Frequently Asked Questions (FAQs)


  • When is a minimally invasive L4-L5 laminectomy and discectomy recommended?

    This surgery may be recommended when a slipped disc at the L4-L5 level presses on a nerve and causes ongoing leg pain, numbness, tingling, or difficulty walking. It is usually considered when symptoms do not improve with medicines, physiotherapy, rest, or other non-surgical treatments.

  • How does an L4-L5 discectomy help with leg pain and numbness?

    A slipped disc can put pressure on the nearby nerve, leading to pain, tingling, or numbness that travels down the leg. During a discectomy, the part of the disc causing the pressure is removed, giving the nerve more space and helping symptoms improve over time.
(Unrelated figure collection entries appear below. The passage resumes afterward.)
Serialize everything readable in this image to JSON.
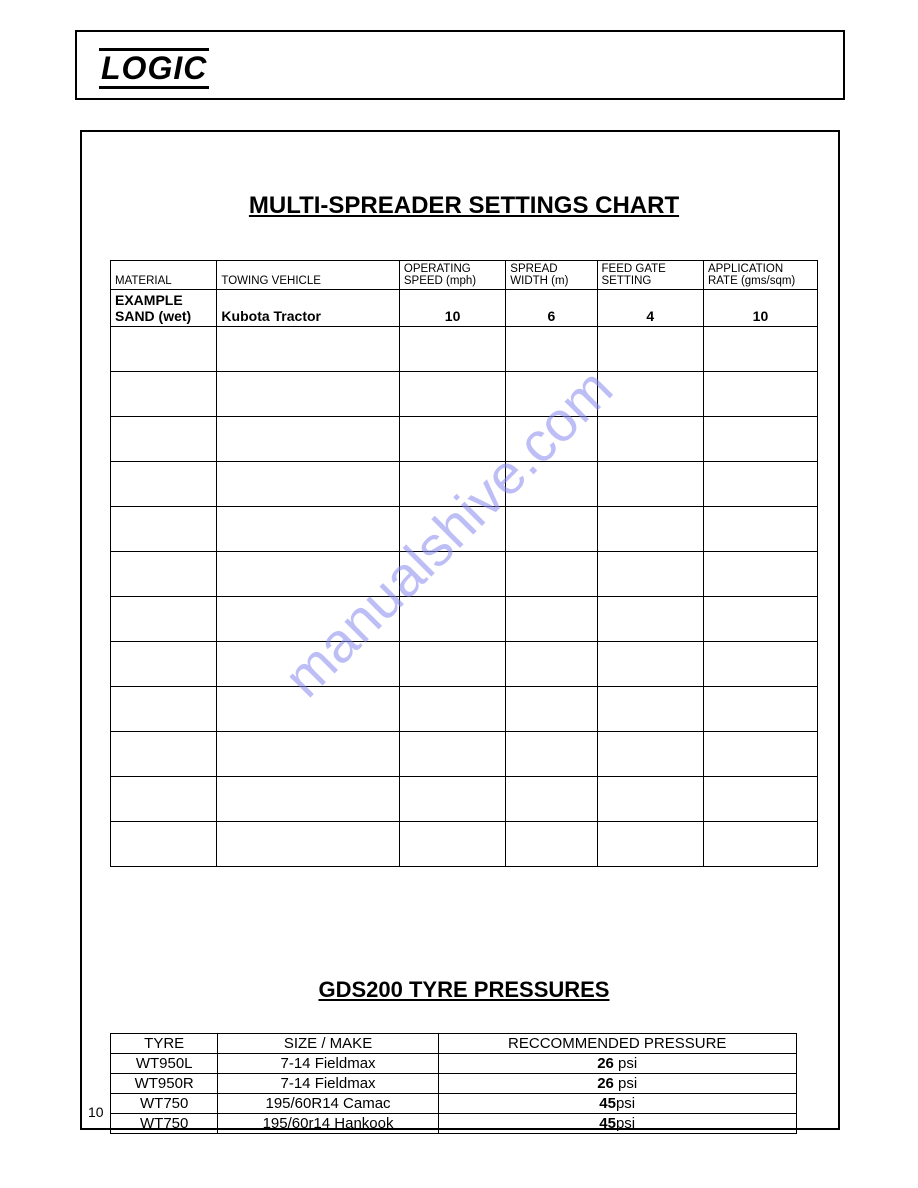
{
  "logo_text": "LOGIC",
  "watermark_text": "manualshive.com",
  "page_number": "10",
  "settings_chart": {
    "title": "MULTI-SPREADER SETTINGS CHART",
    "columns": [
      "MATERIAL",
      "TOWING VEHICLE",
      "OPERATING SPEED (mph)",
      "SPREAD WIDTH (m)",
      "FEED GATE SETTING",
      "APPLICATION RATE (gms/sqm)"
    ],
    "example_row": {
      "material_line1": "EXAMPLE",
      "material_line2": "SAND (wet)",
      "towing_vehicle": "Kubota Tractor",
      "operating_speed": "10",
      "spread_width": "6",
      "feed_gate": "4",
      "application_rate": "10"
    },
    "blank_row_count": 12
  },
  "tyre_pressures": {
    "title": "GDS200 TYRE PRESSURES",
    "columns": [
      "TYRE",
      "SIZE / MAKE",
      "RECCOMMENDED PRESSURE"
    ],
    "rows": [
      {
        "tyre": "WT950L",
        "size": "7-14 Fieldmax",
        "psi_value": "26",
        "psi_unit": " psi"
      },
      {
        "tyre": "WT950R",
        "size": "7-14 Fieldmax",
        "psi_value": "26",
        "psi_unit": " psi"
      },
      {
        "tyre": "WT750",
        "size": "195/60R14 Camac",
        "psi_value": "45",
        "psi_unit": "psi"
      },
      {
        "tyre": "WT750",
        "size": "195/60r14 Hankook",
        "psi_value": "45",
        "psi_unit": "psi"
      }
    ]
  }
}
  • Why was a laminectomy done along with a discectomy?

    A discectomy was done to remove the slipped or extruded disc material pressing on the nerve root. A laminectomy was performed along with it to create enough space around the compressed nerve by removing a small part of the bone and thickened ligament. Together, these procedures helped achieve better nerve decompression, reduce radicular leg pain and numbness, and improve mobility.

  • How soon can leg pain improve after a lumbar discectomy?

    Many people notice an improvement in leg pain soon after surgery. However, numbness, tingling, or weakness may take longer to recover. The healing time depends on how severely and how long the nerve was compressed before the operation.

  • Why should prolonged sitting be avoided after L4-L5 disc surgery?

    Sitting continuously for a long time can increase pressure on the lower back and may strain the healing tissues after surgery. During the recovery period, patients are advised to avoid prolonged sitting, take short walking breaks, sit with proper back support, and maintain good posture as recommended by the spine surgeon.

  • Can patients walk and climb stairs after minimally invasive lumbar surgery?

    In most cases, walking is encouraged soon after surgery because it helps improve circulation and recovery. Climbing stairs is often allowed if the patient feels comfortable and stable, but it should be done carefully and according to the surgeon’s advice.

  • Why is travel restricted after lumbar laminectomy and discectomy?

    Long journeys usually require sitting for a long time, which can put extra pressure on the lower back and spine. During travel, small bumps, vibrations, and sudden movements can also affect the healing spine. Avoiding travel in the early recovery period helps reduce strain on the operated area and supports proper healing.

  • What precautions help prevent recurrent disc prolapse after surgery?

    After surgery, patients should avoid heavy lifting, too much bending, twisting of the back, and strenuous activities until the doctor says it is safe. Keeping a healthy weight, doing the advised exercise program, and maintaining good posture can help reduce strain on the spine and support long-term recovery.

  • What warning signs need urgent medical attention after spine surgery?

    Medical attention should be sought immediately if there is fever, redness or discharge from the wound, increasing pain, new weakness in the legs, worsening numbness, or problems with bladder or bowel control. These symptoms should not be ignored.

  • What does a lipoma finding in the surgical tissue mean?

    A lipoma is a non-cancerous growth made up of fatty tissue. If the tissue removed during surgery is reported as a lipoma, it generally means that no cancerous changes were found. The surgeon will explain the findings and whether any further follow-up is needed.